Of course, I must concede that there is a good point raise by your friend regarding how we can know what the Scripture is saying since it is hard to know what the authors intended in the passages in question. Your friend has a point there since quite a few scholars like N.T. Wright with his New Perspective on Paul tries to find out what Scripture really meant according to the what they think are the intentions of the authors (in their case the apostle Paul) who penned them. It is unfortunate that your friend has decided to reject the authority and perspicuity of Scripture because of such reasoning, putting the cart before the horse, instead of following what Scripture says about the topic.
Which brings us to the topic of how to interpret Scripture. The traditional way to interpret Scripture is to say that Scriptue interprets Scripture, and only Scripture interprets Scripture. Now, what does that mean is that to interpret Scripture, the intention of its primary author must first be known, then the intention of the human author who penned that part of Scripture. Such an intention could be known by reading and meditating and feeding continually on the full counsel of the Word of God, from Genesis to Revelation. Once we know God's intention, we can look at the author's intention in light of God's intention in giving any particular part of Scripture, and thus we can know for sure what Scripture says. Thus, I think the main problem with your friend's argument is that he neglects the divine authorship of Scripture, by a God who is always relevant; being the same yesterday, today and forever.
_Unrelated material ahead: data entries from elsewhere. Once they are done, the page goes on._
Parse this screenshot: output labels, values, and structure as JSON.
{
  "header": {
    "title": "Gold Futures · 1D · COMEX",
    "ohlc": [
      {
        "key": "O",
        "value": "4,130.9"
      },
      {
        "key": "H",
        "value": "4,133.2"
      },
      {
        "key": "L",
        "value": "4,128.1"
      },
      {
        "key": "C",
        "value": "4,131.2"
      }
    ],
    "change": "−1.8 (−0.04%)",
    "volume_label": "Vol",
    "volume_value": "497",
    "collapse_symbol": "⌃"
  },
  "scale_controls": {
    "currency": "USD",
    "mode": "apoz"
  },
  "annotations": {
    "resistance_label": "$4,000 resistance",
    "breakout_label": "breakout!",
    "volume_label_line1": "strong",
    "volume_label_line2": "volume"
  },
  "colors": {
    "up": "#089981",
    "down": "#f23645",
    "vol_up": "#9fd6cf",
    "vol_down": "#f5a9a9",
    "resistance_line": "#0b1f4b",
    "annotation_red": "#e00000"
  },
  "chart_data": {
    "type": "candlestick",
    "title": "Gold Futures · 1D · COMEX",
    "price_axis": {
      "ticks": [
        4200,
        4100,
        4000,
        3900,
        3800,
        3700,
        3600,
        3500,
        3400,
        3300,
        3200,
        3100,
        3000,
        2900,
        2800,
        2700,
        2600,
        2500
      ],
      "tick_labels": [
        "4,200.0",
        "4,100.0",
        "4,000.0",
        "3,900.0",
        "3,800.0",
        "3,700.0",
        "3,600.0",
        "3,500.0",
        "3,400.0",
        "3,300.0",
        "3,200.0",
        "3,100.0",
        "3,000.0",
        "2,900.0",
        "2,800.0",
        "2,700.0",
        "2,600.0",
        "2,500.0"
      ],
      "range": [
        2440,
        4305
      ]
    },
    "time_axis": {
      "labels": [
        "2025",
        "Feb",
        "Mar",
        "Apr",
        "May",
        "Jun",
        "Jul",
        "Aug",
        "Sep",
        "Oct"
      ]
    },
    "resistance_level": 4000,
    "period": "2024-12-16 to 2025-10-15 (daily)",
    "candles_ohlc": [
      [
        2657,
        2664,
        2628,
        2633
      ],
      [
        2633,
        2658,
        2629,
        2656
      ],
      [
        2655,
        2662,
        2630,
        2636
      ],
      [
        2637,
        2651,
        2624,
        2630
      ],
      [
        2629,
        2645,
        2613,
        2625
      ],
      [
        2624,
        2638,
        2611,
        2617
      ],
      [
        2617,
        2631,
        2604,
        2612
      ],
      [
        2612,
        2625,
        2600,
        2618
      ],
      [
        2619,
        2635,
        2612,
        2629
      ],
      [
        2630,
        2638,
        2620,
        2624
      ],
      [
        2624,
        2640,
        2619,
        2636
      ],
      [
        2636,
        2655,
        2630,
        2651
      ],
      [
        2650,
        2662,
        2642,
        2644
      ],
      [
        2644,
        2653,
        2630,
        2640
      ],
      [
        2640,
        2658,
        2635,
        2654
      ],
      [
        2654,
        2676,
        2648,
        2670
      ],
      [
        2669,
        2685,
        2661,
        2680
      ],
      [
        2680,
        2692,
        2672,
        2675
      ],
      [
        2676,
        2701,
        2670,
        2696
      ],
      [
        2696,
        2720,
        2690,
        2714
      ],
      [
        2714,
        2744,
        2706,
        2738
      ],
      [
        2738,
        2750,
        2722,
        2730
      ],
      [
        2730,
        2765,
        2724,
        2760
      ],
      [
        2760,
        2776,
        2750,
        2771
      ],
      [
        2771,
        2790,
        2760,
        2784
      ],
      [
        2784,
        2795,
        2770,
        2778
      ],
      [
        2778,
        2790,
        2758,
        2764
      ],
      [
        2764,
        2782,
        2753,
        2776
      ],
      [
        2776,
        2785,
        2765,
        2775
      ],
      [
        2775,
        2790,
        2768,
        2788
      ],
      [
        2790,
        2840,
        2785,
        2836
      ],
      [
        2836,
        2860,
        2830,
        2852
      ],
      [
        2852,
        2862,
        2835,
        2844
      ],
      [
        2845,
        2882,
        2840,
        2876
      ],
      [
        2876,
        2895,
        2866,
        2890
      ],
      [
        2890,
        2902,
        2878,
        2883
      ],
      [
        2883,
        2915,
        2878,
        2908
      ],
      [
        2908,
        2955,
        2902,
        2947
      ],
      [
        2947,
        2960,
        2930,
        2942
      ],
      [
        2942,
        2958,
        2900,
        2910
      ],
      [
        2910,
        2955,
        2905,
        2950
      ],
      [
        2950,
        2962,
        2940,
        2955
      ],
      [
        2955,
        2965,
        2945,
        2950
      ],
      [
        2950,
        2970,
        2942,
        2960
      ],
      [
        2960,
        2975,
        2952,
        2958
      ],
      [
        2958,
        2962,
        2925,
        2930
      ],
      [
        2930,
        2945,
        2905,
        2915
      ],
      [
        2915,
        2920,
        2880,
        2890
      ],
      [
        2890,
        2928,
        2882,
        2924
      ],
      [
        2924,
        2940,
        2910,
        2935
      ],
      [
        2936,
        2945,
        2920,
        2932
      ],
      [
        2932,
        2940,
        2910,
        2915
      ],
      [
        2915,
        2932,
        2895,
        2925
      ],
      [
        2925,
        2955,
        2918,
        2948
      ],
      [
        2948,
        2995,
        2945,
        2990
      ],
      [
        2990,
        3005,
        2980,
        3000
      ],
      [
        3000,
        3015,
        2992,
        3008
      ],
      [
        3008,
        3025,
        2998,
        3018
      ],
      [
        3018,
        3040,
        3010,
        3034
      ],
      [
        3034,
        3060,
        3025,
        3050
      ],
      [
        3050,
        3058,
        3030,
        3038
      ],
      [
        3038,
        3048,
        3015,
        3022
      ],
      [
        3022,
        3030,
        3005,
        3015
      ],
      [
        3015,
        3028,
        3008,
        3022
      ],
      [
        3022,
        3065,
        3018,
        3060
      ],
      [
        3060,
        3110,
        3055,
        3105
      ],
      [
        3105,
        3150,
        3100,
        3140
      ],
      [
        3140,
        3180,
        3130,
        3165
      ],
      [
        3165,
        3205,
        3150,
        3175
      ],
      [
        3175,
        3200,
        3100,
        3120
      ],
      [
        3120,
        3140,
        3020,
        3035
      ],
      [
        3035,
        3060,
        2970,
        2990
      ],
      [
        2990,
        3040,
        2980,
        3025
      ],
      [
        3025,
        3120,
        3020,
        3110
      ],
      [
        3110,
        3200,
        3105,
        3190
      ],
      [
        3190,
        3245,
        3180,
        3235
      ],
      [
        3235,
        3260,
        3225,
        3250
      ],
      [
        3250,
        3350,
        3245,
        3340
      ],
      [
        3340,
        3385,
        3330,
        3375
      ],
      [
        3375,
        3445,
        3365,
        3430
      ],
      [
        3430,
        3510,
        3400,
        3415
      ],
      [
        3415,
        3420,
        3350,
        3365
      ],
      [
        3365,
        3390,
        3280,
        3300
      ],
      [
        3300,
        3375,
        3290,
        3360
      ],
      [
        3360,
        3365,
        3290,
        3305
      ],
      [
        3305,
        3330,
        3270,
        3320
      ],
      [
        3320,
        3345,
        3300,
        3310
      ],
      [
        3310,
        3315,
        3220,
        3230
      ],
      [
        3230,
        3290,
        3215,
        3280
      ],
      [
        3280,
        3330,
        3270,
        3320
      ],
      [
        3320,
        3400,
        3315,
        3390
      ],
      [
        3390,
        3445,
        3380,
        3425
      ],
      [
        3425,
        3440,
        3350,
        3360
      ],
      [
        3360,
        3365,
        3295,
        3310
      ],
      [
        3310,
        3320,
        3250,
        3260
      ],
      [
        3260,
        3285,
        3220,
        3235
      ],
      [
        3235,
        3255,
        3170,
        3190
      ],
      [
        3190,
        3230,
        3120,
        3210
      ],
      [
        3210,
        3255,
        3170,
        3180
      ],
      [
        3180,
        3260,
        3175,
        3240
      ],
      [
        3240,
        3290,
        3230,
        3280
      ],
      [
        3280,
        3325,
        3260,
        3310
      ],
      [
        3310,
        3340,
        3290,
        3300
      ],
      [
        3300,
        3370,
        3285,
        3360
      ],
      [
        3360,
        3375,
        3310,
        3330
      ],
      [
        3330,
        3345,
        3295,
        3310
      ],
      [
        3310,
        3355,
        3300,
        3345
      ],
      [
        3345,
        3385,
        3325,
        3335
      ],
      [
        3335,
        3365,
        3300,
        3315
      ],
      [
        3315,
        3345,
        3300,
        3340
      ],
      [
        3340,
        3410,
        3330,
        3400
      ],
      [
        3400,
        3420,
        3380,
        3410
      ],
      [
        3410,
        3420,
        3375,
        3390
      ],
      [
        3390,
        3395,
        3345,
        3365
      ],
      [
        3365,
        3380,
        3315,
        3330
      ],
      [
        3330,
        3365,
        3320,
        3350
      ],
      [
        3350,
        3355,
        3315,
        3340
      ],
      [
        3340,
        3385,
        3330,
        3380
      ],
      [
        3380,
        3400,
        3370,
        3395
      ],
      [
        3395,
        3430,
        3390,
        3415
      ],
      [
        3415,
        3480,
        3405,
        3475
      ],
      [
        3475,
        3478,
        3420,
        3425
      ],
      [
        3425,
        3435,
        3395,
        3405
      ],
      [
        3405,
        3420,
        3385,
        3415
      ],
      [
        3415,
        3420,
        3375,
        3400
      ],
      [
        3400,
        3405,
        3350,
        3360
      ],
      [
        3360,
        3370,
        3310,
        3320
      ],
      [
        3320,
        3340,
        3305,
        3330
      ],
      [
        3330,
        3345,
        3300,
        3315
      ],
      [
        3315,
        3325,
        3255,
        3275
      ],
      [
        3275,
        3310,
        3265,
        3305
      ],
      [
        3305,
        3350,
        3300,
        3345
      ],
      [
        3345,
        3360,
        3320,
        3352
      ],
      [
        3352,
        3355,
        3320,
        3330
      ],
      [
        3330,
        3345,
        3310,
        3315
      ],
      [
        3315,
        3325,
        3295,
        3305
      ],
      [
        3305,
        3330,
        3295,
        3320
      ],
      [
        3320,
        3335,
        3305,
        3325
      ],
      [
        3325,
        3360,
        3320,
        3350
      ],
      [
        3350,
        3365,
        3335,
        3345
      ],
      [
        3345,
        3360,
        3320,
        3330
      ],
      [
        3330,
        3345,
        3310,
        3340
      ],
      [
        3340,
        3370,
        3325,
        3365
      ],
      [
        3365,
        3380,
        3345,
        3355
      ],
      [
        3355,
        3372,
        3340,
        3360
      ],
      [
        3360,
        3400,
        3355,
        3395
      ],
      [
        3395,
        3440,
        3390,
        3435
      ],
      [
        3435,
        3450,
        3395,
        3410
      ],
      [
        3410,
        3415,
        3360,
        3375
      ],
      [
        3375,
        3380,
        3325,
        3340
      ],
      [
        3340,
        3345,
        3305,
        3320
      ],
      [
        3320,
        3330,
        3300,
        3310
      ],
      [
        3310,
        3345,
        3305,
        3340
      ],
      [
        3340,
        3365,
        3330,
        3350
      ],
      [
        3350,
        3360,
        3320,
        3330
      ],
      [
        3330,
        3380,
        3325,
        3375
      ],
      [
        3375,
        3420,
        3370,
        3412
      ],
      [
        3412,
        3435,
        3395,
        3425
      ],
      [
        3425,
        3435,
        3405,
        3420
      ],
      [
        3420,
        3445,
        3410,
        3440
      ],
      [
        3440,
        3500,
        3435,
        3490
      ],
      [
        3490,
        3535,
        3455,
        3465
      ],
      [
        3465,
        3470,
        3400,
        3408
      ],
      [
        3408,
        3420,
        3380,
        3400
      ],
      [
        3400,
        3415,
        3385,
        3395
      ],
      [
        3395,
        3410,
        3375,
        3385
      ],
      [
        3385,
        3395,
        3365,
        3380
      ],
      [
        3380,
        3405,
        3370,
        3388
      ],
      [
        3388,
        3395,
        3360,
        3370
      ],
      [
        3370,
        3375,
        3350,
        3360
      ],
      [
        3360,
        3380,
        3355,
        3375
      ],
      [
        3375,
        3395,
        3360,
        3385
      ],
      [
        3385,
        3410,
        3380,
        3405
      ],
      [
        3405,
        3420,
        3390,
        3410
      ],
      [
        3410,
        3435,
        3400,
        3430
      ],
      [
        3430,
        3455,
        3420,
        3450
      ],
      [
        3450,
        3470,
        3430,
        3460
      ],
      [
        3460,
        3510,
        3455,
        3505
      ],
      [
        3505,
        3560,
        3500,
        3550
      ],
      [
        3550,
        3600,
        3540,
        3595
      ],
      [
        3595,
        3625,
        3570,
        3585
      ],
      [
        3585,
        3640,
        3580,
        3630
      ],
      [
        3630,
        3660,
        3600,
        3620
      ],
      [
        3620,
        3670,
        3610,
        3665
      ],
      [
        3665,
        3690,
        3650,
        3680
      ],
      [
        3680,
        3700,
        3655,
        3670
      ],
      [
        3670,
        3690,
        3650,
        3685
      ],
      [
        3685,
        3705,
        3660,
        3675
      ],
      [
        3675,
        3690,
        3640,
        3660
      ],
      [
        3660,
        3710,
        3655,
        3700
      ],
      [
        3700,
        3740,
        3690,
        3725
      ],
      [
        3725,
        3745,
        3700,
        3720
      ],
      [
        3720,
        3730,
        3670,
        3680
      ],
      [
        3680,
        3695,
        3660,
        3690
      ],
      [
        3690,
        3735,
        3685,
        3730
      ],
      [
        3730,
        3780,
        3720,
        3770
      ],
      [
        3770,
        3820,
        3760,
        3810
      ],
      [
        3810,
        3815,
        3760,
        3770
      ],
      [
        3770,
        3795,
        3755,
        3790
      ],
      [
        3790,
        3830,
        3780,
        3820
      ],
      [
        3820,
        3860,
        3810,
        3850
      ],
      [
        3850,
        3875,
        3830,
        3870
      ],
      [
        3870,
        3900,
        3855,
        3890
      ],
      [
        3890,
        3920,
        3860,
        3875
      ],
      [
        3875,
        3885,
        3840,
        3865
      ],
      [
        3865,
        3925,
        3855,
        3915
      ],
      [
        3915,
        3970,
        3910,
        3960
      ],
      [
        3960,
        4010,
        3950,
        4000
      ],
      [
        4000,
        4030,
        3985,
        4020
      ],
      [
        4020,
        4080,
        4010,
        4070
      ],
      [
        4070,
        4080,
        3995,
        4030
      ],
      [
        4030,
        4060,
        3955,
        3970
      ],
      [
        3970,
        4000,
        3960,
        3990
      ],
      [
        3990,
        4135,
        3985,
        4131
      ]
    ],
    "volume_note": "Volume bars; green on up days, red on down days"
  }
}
it seems that interpretation of the Scriptures is starting to be a hot topic. However, I have too many things to do at the moment so I will just leave it as what I have said in my comment above.
With regards to its relation to the priesthood of believers, I think that would be an interesting topic to address in the future. Suffice it is to say for the moment that I believe that the Church as a repository of the faith does not mean that without any formal Church authority of any kind (as in without any pastors, elders, bishops and especially popes), nobody would be able to know the correct interpretation of Scripture. I would just leave it as that.
typo error. Should be 'the God' instead of 'a God'.